Building a Statistical Trading Edge: Average Range Levels Explained


Written by
A Sign Of Time
Head of Education & Toodegrees Analyst
Key Summary
- Average Range Levels quantify how far price is likely to move within a given timeframe.
- The 1/3 range level is a key threshold for manipulation (Judas moves).
- Range data helps distinguish expansion vs consolidation environments.
- The Average Range Levels° indicator turns volatility into actionable price levels.
Description
Average Range Levels provide a statistical framework for understanding how far price typically moves within a defined period (daily, weekly, monthly). Instead of guessing targets or stop placement, traders can anchor decisions to historical volatility behavior.
The core concept comes from the Average Daily Range (ADR), which measures the average difference between high and low over a set period.
The Toodegrees Average Range Levels° indicator expands this idea by projecting range-based price levels, incorporating time-based anchoring (New York midnight), and extending the concept into weekly (AWR) and monthly (AMR) ranges.
One of the most important levels is the 1/3 range. From an ICT perspective, the 1/3 ADR often marks the exhaustion point of a Judas move (manipulation phase). If price reacts here during key sessions (London / NY), it provides directional confirmation.
Additionally, the indicator includes a data table tracking previous ranges, which gives insight into current market conditions: small recent ranges suggest higher probability of expansion, while large recent ranges suggest higher probability of consolidation.

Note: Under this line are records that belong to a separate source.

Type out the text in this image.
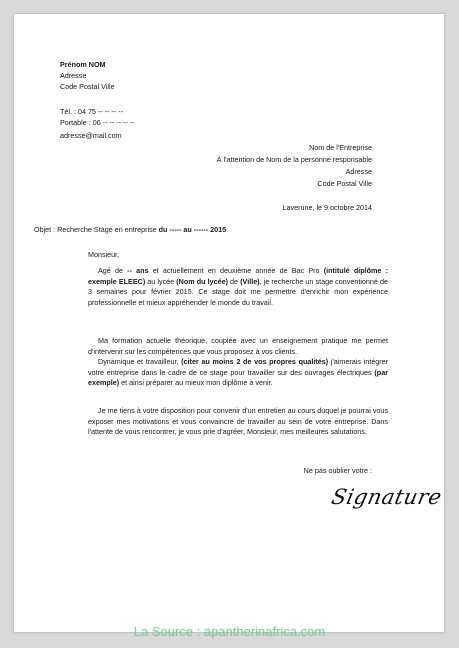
Prénom NOM
Adresse
Code Postal Ville
Tél. : 04 75 -- -- -- --
Portable : 06 -- -- -- -- --
adresse@mail.com
Nom de l'Entreprise
À l'attention de Nom de la personne responsable
Adresse
Code Postal Ville
Laverune, le 9 octobre 2014
Objet : Recherche Stage en entreprise du ----- au ------ 2015
Monsieur,
Agé de -- ans et actuellement en deuxième année de Bac Pro (intitulé diplôme : exemple ELEEC) au lycée (Nom du lycée) de (Ville), je recherche un stage conventionné de 3 semaines pour février 2015. Ce stage doit me permettre d'enrichir mon expérience professionnelle et mieux appréhender le monde du travail.
Ma formation actuelle théorique, couplée avec un enseignement pratique me permet d'intervenir sur les compétences que vous proposez à vos clients.
Dynamique et travailleur, (citer au moins 2 de vos propres qualités) j'aimerais intégrer votre entreprise dans le cadre de ce stage pour travailler sur des ouvrages électriques (par exemple) et ainsi préparer au mieux mon diplôme à venir.
Je me tiens à votre disposition pour convenir d'un entretien au cours duquel je pourrai vous exposer mes motivations et vous convaincre de travailler au sein de votre entreprise. Dans l'attente de vous rencontrer, je vous prie d'agréer, Monsieur, mes meilleures salutations.
Ne pas oublier votre :
Signature
La Source : apantherinafrica.com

This transforms volatility from a background concept into a decision-making tool.
Key Questions
Average Range Levels° – Key Settings & Applications
| Setting | Function | Trading Application |
|---|---|---|
| Timeframe (ADR / AWR / AMR) | Defines range period | Align intraday vs swing bias |
| Time Anchor (NY Midnight / True Open) | Sets calculation basis | Ensures consistency with ICT models |
| 1/3 Range Levels | Marks manipulation threshold | Identify Judas / reversal zones |
| Full Range Projections | Projects expected expansion | Define TP targets |
| Historical Levels (Lookback) | Shows past ranges | Identify expansion vs consolidation |
| Data Table | Displays current vs historical range | Decide whether to trade or wait |
| Level Extension | Projects levels forward | Future reaction zones |
Range-based analysis is a core component of volatility modeling in trading. By quantifying expected price movement, traders move away from subjective decision-making and align execution with statistically observed behavior across multiple timeframes.